In Paris, this opus evoked cheers and applause. It was not part of the program of the Diaghylev dancers when they appeared in the U. S. in 1916-17.
Composer-Conductors
In Manhattan, Composer Henry Hadley conducted a concert. Rachmaninov, Hadley, Rimsky-Korsakov-- they were the composers whose works he interpreted. His own piece was his tone-poem Salome, composed in 1905, in the same year that another composer of even greater fame, Dr. Richard Strauss, composed an opera, Salome. Both of these compositions frankly owed their birth to the fact that Oscar Wilde had produced in Paris a play with the strikingly similar title of Salome. Mr. Hadley has since declared that he knew nothing of Dr. Strauss' opera until after his own work was finished. He doubtless spoke the truth. For Mr. Hadley is a capable and a truthful man. To the Manhattan audience which affably listened to his Salome, it was plain to whom this daughter of Hadley and Herodias owed her skirling witchery--as plain as if the shaggy countenance of Richard Wagner had leered all evening over the shoulder of the composer.

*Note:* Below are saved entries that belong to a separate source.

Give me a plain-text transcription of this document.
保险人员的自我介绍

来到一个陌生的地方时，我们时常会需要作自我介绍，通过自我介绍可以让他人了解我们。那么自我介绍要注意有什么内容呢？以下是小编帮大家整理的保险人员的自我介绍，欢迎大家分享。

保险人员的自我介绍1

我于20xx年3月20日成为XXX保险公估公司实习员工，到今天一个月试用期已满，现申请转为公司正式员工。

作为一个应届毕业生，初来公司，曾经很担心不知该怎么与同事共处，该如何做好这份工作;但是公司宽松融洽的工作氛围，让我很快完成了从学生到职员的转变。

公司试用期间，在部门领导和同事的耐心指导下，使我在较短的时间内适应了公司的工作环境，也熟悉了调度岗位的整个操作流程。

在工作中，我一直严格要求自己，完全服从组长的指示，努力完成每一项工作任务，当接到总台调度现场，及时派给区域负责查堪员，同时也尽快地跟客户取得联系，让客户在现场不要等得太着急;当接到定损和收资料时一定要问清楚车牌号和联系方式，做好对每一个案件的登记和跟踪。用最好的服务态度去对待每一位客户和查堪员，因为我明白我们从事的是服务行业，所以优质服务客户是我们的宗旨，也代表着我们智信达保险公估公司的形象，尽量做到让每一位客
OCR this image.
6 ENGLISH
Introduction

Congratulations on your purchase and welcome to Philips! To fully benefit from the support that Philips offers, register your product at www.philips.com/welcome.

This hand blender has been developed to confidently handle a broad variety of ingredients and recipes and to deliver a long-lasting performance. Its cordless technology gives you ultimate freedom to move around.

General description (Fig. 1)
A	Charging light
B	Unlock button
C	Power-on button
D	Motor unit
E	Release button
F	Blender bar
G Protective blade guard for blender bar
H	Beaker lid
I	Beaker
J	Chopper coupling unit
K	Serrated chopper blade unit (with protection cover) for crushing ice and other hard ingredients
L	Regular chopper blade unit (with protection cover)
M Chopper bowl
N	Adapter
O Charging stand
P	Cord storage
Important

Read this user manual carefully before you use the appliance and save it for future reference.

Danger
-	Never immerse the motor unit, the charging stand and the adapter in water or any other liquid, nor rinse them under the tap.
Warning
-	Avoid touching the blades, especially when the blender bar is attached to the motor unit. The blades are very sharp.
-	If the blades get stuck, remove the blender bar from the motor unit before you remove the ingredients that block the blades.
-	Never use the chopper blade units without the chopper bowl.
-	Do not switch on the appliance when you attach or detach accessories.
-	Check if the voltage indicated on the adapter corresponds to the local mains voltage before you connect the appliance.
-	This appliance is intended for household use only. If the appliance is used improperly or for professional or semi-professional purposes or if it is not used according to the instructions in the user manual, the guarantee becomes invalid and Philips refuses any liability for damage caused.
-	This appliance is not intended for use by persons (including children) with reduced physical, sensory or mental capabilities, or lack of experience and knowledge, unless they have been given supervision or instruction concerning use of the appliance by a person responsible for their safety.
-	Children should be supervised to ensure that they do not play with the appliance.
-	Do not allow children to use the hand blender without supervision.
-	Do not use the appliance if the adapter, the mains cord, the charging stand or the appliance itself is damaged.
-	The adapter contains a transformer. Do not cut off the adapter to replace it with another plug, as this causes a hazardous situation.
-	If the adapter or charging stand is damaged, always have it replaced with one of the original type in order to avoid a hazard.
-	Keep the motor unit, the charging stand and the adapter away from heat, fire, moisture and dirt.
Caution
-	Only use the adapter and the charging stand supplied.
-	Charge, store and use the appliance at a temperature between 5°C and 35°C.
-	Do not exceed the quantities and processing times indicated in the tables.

In Vienna, the name of Pietro Mascagni is the name of a god, elsewhere famed for having composed Cavalleria Rusticana. Long revered, applauded by the Viennese, Composer Mascagni last week agreed to appear in a guest engagement at the Staatsoper as a conductor of Italian opera. Further, no opera not Italian will be conducted by Composer Mascagni. He will open with Verdi's Un Ballo in Maschera.
An Answer
Last Fall The New York Evening Post imported Ernest Newman, eminent London music critic, to do its reviewing for a season. Last week the press agent of the Metropolitan Opera House wrote to Mr. Newman jocosely complaining "that you have spanked us good and hard since you arrived in America. Mr. Newman printed the letter in full and then made reply, saying:
"You ask us to take into account your internal difficulties and troubles. With all possible sympathy, we cannot. Neither the press nor the public has anything to do with the private difficulties of an artist or an artistic institution. . . . It is your business to face the difficulties and overcome them. If you will not face them, or having faced them fail to overcome them, and the artistic results are bad, you must not blame the critics and the public for noticing that they are bad. It is not a matter of ill-will on their part; it is merely a matter of good eyesight.
"There was once a Scotch parson who said in a sermon. 'And now, my brethren, we come to a varry deeficult passage ; and having looked it bowldly in the face, we will pass on.' His talents were wasted in the Church. He should have gone in for operatic management."
*Karl Mikael Bellman was a Swedish poet of the 18th Century, a colossal bronze of whom adorns the public gardens of Stockholm. When the god was about to visit him, in the presence of his admirers, he would shut his eyes, take his zither, improvise music and words in praise of love and wine.